Can Engineered Writing Ever Be Great?
Will tools like ChatGPT that are based on large language models (LLMs) ever be able to create truly great and unique prose, rather than plausible-sounding mimicry?
by Dan Cohen
As we await the next generation of engineered writing, of tools like ChatGPT that are based on large language models (LLMs), it is worth pondering whether they will ever create truly great and unique prose, rather than the plausible-sounding mimicry they are currently known for.
By preprocessing countless words and the statistical relationships between them from million of texts, an LLM creates a multidimensional topology, a complex array of hills and valleys. Into this landscape a human prompt sets in motion a narrative snowball, which rolls according to the model's internal physics, gathering words along the way. The aggregated mass of words is what appears sequentially on the screen.
This is an impressive feat. But it has several major problems if you are concerned about writing well. First, a simple LLM has the same issue a pool table has: the ball will always follow the same path across the surface, in a predictable route, given its initial direction, thrust, and spin. Without additional interventions, an LLM will select the most common word that follows the prior word, based on its predetermined internal calculus. This is, of course, a recipe for unvaried familiarity, as the angle of the human prompt, like the pool cue, can overdetermine the flow that ensues.
To counteract this criticism and achieve some level of variation while maintaining comprehensibility, ChatGPT and other LLM-based tools turn up the "temperature," an internal variable, increasing it from 0, which produces perfect fidelity to the physics, i.e., always selecting the most likely next word, to something more like 0.8, which slightly weakens the gravitational pull in its textspace, so that less common words will be chosen more frequently. This, in turn, bends the overall path of words in new directions. The intentional warping of the topological surface via the temperature dial enables LLMs to spit out different texts based on the same prompt, effectively giving the snowball constant tugs in more random directions than the perfect slalom course determined by the iron laws of physics. Turn the temperature up further and even wilder things can happen.
Yet writing well isn't about using less frequent words or having more frequent tangents. Great writing forges alternative pathways with intentionality. Styles and directions are not shifted randomly, but as needed to strengthen one's case or to jolt the reader after a span of more mundane prose. For instance, my writing style for this newsletter, although less serious and less formal than my academic writing style, nevertheless is prone to use the phrase "for instance" and the word "nevertheless." My sentences tend to be longer than those you might encounter in more casual writing, and I generally avoid starting a sentence with "Anyway," or ending a sentence with an exclamation point.

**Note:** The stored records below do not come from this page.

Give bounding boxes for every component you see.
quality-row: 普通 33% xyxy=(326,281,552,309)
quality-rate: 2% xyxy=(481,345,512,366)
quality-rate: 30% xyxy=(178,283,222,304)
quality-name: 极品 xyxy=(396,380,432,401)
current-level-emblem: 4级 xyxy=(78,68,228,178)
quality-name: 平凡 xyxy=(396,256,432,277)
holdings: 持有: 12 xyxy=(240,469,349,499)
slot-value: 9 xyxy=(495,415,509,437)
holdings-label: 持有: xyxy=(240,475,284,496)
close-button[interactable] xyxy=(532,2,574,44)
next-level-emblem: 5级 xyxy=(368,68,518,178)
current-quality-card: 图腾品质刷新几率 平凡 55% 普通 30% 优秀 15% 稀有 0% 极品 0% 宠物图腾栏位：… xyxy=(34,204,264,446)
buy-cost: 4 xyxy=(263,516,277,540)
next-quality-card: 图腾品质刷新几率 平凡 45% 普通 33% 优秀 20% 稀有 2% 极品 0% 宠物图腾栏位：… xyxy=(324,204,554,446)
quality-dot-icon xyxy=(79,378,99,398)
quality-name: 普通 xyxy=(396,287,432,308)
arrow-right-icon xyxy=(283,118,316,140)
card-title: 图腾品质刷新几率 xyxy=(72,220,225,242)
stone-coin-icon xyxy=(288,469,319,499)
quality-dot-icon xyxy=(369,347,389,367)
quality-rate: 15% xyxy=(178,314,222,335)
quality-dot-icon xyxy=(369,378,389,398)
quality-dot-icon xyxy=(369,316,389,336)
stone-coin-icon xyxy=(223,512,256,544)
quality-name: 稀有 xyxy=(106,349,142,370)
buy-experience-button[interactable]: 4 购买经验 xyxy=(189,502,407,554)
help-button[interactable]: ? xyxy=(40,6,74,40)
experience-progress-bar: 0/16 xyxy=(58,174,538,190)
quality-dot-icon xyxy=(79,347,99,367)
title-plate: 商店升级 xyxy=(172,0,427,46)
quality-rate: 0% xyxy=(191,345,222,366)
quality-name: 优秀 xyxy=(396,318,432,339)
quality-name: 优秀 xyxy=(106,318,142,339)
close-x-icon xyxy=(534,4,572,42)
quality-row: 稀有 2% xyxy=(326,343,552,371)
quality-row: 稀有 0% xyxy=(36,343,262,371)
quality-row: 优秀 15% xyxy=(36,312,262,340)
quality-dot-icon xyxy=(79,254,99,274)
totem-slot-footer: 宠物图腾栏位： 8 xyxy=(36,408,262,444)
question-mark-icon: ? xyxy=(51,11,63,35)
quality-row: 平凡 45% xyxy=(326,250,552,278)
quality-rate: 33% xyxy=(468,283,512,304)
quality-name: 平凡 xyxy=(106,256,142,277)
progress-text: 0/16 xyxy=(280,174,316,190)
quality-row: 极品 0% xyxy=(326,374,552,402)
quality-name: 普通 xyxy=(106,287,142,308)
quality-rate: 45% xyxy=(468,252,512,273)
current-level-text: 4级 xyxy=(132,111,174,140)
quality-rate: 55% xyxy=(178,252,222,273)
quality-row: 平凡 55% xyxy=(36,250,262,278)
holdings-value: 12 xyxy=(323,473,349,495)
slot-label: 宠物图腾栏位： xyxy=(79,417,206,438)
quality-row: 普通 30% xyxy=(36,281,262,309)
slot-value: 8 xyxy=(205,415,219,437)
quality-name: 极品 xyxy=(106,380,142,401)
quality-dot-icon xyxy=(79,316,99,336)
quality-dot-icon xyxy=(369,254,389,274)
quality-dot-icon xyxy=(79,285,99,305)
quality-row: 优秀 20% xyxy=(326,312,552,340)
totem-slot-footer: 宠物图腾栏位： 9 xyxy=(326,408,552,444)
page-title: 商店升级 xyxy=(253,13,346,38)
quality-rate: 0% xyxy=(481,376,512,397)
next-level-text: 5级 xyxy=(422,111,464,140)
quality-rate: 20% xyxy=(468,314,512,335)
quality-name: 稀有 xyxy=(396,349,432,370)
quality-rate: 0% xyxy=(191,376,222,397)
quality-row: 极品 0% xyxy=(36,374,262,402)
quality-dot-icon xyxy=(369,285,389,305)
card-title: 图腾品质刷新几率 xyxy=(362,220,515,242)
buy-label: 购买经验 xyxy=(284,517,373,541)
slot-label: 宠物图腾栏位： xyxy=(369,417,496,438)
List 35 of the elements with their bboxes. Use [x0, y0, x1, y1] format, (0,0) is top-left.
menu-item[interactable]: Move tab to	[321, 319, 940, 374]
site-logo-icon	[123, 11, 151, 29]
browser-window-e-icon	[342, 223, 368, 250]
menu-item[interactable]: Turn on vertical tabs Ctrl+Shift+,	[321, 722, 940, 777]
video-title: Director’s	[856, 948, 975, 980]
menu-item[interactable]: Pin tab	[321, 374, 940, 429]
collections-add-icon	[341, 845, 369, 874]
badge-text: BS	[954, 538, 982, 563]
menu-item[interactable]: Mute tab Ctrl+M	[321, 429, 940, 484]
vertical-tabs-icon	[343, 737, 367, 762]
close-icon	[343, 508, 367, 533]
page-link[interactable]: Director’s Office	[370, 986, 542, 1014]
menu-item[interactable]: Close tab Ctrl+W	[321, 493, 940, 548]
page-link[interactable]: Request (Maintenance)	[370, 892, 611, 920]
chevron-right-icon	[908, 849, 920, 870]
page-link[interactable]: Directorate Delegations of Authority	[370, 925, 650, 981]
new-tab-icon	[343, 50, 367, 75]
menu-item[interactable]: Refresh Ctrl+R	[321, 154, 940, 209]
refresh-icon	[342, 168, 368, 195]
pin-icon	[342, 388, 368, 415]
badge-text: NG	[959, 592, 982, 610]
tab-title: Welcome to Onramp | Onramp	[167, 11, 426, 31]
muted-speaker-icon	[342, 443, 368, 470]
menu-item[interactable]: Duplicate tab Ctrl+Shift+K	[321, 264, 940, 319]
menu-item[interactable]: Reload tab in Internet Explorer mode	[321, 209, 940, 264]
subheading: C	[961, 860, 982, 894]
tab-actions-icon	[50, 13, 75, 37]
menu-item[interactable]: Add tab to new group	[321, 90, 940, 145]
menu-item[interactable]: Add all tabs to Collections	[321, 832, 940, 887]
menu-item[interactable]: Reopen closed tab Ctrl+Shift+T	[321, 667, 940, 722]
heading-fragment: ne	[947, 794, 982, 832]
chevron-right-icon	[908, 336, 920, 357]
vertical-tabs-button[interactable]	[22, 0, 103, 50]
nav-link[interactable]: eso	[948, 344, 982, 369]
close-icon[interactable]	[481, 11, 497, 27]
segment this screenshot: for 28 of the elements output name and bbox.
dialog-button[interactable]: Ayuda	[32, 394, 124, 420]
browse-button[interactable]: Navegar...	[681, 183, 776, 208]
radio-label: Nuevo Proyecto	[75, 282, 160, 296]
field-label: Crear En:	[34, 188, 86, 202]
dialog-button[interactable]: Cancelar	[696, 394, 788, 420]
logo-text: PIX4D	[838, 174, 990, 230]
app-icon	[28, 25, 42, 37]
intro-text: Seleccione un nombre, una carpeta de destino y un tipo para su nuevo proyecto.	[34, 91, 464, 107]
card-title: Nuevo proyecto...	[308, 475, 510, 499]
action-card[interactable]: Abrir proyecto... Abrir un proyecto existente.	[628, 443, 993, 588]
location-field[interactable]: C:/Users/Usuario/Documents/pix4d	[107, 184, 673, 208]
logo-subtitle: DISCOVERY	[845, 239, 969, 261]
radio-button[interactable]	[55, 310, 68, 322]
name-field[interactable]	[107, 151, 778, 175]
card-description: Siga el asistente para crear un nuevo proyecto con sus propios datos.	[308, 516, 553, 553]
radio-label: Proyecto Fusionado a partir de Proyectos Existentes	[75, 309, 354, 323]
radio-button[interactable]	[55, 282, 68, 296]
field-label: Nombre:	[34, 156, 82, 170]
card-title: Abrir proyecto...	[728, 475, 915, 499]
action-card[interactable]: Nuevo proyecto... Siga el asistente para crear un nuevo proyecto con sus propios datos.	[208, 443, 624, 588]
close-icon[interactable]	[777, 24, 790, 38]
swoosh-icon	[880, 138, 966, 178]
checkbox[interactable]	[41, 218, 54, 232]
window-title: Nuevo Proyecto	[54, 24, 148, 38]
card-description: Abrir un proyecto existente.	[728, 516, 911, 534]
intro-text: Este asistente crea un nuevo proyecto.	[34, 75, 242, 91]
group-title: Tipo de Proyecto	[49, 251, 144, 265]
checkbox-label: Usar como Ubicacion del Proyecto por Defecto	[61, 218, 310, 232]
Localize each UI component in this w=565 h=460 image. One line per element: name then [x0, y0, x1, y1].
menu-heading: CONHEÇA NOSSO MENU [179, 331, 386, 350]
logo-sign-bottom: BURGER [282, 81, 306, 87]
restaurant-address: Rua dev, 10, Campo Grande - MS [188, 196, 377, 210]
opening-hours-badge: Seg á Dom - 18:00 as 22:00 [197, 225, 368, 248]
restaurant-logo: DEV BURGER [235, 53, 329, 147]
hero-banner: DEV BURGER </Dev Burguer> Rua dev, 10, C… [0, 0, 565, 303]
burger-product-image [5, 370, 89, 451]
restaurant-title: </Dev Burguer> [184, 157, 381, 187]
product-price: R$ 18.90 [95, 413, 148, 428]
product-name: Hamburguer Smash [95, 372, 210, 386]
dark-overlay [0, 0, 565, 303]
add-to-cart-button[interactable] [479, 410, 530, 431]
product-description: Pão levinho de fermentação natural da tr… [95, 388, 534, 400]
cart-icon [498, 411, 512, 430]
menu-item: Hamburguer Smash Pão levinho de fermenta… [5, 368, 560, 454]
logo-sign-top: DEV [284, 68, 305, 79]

But sometimes, to underscore my argument, I do use an exclamation point!
Anyway, dialing up the temperature creates variability, leading to different responses to the same prompt; an improvement. But this hack is only on the output side of the LLM; by the time the snowball is rolling around, those hills and valleys are already firmly sculpted by the preprocessing of a distinct slate of texts. In other words, the input of the LLM has already been determined. With many of the LLM-based tools we are encountering today, those corpora are incredibly large and omnivorous. ChatGPT is an indiscriminate generalist in what it has read, because it wants to be able to write on virtually any topic.
Here again, however, there is an obvious issue. Good writing isn't just the selection and ordering of words, the output; good writing is the product of good reading. Writers aren't indiscriminate generalists, but tend to be rather choosy and personal about what they read. As humans they also have a fairly limited reading capacity, which means that their styles are highly influenced by idiosyncratic reading histories, by their whim. Good readers can often discern which writers a writer has read, as little stylistic quirks pop up here and there — a recognizable artisanal blend, mixed with some individually developed ingredients. It is hard to see how great writing can come from a model that is a generalist, or from a prompt asking for "a story in the style of" just one writer, or even from an LLM trained on a discerning, highbrow corpus, although each of those might have interesting, skillful outputs.
If we want our LLMs to be truly variable and creative, we would have to train the models not on a mass of texts or even the texts of a set of "good writers" (if we could even agree on who those are!), but on a limited, odd array of texts one human being has ingested over their lifetime, which they think about in relationship to their experience of life itself, and which they process and transform over time. And this begins to sound a lot like a story in the style of Jorge Luis Borges, in which a machine seeks to become a writer to impress human beings, and so it asks someone to assemble a library of great works, and the machine waits patiently for years while its human assistant, engrossed by what they are reading, piles up books next to a comfortable chair.